I thank you for your kind recommending of me to Mr. Osborne. Mr. Read would readily have put the books into my hands, but, it being now out of my way to dispose of them, I propose to Mr. Hall the taking of them into his shop; but he, having looked over the invoice, says they are charged so extravagantly high, that he cannot sell them for any profit to himself, without hurting the character of his shop. He will, however, at my request, take the copies of the Indian History and put them on sale; but the rest of the cargo must lie, I believe, for Mr. Osborne's further orders. I shall write to him by our next vessels.

I am glad you have had an opportunity of gaining the friendship of Governor Shirley, with whom though I have not the honor of being particularly acquainted, I take him to be a wise, good, and worthy man. He is now a fellow sufferer with you, in being made the subject of some public, virulent, and senseless libels. I hope they give him as little pain.

Mr. Bartram continues well. Here is a Swedish

gentleman,* a professor of botany, lately arrived, and I suppose will soon be your way, as he intends for Canada, Mr. Collinson and Dr. Mitchell recommend him to me as an ingenious man. Perhaps the enclosed (left at the post-office for you) may be from him. I have not seen him since the first day he came. I delivered yours to Mr. Evans; and, when I next see Mr. Bartram, I shall acquaint him with what you say. I am, with great esteem and respect, dear Sir, &c. B. FRANKLIN.


Particulars respecting Peter Kalm. Mr.

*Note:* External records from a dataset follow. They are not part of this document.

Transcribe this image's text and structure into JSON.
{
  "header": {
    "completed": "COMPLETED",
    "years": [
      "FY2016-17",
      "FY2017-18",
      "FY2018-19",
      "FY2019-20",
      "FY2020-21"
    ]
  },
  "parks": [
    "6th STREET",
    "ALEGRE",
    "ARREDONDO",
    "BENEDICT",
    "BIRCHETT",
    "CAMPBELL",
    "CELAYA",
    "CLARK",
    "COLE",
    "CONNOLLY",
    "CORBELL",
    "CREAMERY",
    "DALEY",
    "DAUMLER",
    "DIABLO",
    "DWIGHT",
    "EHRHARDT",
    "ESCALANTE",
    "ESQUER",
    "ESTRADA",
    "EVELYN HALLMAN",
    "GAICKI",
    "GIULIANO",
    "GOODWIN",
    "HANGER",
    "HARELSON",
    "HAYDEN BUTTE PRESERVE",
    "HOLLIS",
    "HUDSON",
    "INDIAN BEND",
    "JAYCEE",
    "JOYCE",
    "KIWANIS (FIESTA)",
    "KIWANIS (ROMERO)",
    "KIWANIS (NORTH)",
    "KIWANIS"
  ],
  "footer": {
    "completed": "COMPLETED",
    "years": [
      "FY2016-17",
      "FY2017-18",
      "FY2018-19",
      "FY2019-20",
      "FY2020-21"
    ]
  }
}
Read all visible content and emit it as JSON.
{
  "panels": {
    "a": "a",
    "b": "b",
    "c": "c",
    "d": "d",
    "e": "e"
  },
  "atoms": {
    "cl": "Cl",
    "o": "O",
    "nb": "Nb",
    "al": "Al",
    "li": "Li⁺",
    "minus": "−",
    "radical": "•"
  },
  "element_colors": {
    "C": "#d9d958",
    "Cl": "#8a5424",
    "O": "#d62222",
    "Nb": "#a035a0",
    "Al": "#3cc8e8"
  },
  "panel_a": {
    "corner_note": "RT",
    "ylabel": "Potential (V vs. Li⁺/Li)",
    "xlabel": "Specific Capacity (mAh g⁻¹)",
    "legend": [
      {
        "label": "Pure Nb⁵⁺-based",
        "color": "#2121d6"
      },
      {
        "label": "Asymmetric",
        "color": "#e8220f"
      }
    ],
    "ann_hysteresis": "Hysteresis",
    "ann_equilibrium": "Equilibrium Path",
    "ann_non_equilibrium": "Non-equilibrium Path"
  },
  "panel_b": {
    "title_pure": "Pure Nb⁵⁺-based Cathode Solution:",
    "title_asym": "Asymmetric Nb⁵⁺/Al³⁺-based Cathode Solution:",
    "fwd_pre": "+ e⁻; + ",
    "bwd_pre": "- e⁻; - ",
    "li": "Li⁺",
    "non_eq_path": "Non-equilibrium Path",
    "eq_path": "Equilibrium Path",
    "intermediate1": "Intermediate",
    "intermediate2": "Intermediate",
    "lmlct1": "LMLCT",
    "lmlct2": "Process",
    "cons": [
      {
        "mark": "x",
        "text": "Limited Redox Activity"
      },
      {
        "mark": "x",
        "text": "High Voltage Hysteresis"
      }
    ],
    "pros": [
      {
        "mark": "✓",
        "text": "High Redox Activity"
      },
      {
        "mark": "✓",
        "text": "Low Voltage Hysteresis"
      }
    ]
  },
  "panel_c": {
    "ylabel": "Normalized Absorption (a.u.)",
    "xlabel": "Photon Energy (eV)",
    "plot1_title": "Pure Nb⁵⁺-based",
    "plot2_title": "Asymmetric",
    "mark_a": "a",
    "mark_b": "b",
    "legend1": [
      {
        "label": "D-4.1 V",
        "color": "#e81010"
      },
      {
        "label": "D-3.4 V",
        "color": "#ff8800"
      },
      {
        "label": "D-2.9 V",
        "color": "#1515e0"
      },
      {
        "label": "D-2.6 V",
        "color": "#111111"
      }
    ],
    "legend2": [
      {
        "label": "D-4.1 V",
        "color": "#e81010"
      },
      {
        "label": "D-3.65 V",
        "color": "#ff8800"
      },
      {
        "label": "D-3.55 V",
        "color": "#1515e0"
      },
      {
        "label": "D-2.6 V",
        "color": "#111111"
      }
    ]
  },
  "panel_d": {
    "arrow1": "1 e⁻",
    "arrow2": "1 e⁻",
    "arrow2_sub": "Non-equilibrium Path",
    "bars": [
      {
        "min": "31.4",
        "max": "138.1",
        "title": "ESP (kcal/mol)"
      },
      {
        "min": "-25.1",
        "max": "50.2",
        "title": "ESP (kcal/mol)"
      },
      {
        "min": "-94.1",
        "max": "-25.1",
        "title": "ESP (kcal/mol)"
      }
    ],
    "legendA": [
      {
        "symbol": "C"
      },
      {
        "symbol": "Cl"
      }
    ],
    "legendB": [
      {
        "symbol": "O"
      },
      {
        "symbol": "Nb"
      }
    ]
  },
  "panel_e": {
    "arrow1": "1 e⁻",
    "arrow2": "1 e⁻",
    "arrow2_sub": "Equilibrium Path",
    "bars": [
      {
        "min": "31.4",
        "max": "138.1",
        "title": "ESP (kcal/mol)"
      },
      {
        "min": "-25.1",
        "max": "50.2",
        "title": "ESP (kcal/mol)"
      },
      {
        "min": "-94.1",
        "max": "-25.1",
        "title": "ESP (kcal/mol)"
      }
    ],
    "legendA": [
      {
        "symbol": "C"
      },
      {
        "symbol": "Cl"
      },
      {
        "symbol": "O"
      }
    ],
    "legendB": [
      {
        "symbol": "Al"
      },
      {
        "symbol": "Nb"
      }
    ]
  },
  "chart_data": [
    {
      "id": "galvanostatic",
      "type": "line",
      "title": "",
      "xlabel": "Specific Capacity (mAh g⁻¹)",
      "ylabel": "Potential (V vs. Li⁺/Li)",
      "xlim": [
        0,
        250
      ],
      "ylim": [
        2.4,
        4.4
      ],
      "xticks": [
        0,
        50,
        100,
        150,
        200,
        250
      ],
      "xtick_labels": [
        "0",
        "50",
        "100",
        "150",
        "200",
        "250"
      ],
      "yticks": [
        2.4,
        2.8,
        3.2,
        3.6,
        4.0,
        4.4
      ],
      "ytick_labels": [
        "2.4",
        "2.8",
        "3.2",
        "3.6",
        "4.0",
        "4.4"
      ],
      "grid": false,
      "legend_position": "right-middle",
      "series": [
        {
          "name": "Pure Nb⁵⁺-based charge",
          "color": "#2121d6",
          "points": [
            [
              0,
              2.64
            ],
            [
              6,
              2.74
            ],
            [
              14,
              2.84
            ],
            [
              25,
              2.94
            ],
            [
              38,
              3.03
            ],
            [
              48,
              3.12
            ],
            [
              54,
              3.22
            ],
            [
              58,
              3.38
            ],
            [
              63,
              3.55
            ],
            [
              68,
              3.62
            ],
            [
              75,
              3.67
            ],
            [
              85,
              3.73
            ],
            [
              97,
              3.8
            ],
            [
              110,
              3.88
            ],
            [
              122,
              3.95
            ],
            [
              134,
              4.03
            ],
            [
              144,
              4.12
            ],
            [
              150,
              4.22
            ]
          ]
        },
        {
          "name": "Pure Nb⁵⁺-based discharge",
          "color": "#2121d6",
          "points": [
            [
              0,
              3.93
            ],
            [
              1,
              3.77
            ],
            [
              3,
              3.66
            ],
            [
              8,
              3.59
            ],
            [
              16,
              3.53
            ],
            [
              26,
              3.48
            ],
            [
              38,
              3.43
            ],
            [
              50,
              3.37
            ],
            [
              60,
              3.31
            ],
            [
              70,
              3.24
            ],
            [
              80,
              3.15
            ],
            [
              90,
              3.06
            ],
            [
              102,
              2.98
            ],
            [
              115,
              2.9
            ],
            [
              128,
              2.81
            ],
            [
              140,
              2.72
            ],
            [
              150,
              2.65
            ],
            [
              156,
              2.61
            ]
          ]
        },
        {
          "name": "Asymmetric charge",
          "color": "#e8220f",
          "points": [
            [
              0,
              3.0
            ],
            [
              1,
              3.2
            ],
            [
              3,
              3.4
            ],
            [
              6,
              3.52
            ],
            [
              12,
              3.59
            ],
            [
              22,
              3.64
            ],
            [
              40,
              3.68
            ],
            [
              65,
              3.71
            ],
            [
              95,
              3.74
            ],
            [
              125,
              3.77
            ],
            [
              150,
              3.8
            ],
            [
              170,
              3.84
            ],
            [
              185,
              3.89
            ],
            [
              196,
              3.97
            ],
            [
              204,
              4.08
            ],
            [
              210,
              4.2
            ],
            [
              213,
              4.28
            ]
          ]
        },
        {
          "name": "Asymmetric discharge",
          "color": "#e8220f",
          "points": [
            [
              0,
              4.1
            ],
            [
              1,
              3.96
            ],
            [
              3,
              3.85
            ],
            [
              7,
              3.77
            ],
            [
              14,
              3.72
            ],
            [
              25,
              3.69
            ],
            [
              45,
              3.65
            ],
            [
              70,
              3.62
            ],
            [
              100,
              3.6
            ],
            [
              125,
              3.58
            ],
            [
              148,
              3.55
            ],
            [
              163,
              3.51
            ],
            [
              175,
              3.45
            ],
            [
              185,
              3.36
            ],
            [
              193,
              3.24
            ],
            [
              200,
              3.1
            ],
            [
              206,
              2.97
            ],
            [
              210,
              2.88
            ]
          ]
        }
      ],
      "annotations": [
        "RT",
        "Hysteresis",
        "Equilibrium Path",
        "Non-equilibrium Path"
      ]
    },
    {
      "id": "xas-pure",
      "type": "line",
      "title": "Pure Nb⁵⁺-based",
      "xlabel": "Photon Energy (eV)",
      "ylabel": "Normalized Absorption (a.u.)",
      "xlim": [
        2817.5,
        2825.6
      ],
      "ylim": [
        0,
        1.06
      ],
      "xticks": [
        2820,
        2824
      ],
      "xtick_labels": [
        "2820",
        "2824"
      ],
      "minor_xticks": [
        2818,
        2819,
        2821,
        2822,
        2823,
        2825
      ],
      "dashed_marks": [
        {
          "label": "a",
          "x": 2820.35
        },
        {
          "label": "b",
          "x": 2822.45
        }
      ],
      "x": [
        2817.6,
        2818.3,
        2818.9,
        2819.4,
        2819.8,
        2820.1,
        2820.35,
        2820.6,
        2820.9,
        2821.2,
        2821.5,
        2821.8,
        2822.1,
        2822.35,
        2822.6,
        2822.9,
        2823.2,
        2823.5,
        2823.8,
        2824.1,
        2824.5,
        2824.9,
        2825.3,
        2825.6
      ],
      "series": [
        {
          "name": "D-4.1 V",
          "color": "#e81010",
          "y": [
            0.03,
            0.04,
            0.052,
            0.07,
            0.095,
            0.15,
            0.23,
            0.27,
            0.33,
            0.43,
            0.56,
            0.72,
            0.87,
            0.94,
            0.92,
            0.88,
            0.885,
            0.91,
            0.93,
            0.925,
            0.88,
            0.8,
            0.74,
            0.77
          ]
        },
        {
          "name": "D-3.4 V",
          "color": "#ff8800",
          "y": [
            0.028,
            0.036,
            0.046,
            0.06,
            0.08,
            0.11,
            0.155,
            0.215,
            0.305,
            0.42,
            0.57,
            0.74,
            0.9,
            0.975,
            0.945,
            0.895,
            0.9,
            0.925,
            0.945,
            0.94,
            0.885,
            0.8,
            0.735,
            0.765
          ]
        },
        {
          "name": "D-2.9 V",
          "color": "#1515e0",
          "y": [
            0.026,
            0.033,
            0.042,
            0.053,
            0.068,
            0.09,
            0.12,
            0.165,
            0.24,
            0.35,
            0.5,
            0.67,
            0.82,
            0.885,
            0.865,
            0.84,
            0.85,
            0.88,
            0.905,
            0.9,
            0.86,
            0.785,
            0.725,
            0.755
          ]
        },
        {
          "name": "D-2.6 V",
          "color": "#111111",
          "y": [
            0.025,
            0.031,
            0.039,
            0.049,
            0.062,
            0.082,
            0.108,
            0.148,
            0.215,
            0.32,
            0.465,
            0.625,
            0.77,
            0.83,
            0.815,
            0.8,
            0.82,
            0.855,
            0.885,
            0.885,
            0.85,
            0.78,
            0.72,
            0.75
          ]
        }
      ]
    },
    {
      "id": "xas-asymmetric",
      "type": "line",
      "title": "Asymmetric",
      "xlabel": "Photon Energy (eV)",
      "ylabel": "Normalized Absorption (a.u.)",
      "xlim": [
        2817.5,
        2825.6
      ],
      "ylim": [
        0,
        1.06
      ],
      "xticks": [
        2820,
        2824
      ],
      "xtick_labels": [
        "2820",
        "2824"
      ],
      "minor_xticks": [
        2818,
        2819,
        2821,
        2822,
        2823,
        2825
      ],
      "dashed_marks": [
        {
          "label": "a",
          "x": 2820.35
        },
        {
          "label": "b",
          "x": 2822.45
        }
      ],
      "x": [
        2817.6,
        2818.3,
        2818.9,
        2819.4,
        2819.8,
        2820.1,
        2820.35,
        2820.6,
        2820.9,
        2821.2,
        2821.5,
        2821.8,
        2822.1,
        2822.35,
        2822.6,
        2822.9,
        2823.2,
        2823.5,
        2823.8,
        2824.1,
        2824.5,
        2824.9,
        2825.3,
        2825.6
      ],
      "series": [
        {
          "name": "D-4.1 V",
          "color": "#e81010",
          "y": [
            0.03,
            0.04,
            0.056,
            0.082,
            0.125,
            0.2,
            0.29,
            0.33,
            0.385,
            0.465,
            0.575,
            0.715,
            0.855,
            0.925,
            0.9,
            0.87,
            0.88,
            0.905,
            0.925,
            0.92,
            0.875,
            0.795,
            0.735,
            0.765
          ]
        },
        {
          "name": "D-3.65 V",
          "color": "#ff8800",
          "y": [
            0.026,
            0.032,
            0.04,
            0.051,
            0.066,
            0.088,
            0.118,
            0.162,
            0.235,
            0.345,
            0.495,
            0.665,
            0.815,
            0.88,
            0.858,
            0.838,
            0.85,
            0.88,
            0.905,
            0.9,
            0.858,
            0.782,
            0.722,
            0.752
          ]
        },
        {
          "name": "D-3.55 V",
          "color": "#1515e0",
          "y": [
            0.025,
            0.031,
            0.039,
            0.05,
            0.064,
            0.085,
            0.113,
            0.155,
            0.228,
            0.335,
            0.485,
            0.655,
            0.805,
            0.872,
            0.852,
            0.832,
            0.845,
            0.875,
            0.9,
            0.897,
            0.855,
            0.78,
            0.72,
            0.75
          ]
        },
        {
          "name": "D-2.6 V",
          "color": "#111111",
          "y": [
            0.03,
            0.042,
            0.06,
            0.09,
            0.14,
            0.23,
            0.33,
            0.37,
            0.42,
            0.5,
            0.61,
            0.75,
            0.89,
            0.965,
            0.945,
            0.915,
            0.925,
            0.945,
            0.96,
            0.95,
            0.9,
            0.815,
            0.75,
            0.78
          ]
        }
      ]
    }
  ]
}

Sandin, a Swedish Missionary.


Philadelphia, 30 October, 1748.

I received your favor of the 28th, with the piece on the Generation of Plants, for which I thank you. Mr. Sandin, the Swedish missionary, who gave me Wahlboom's Oration to send you, (as he passed through this town from New York, where he just arrived, to Racoon Creek, where he was to be settled,) I have never seen since. Mr. Kalm came to see me the day he arrived, and brought me letters from Mr. Collinson and Dr. Mitchell, both recommending him. I invited him to lodge at my house, and offered him any service in my power; but I never saw him afterwards till yesterday, when he told me that he had been much in the country, and at New York, since his arrival, but

* This gentleman was Peter Kalm, the Swedish traveller, who spent some time in America making researches in Natural history, and afterwards published an account of his travels in the Swedish language. The work was translated into English.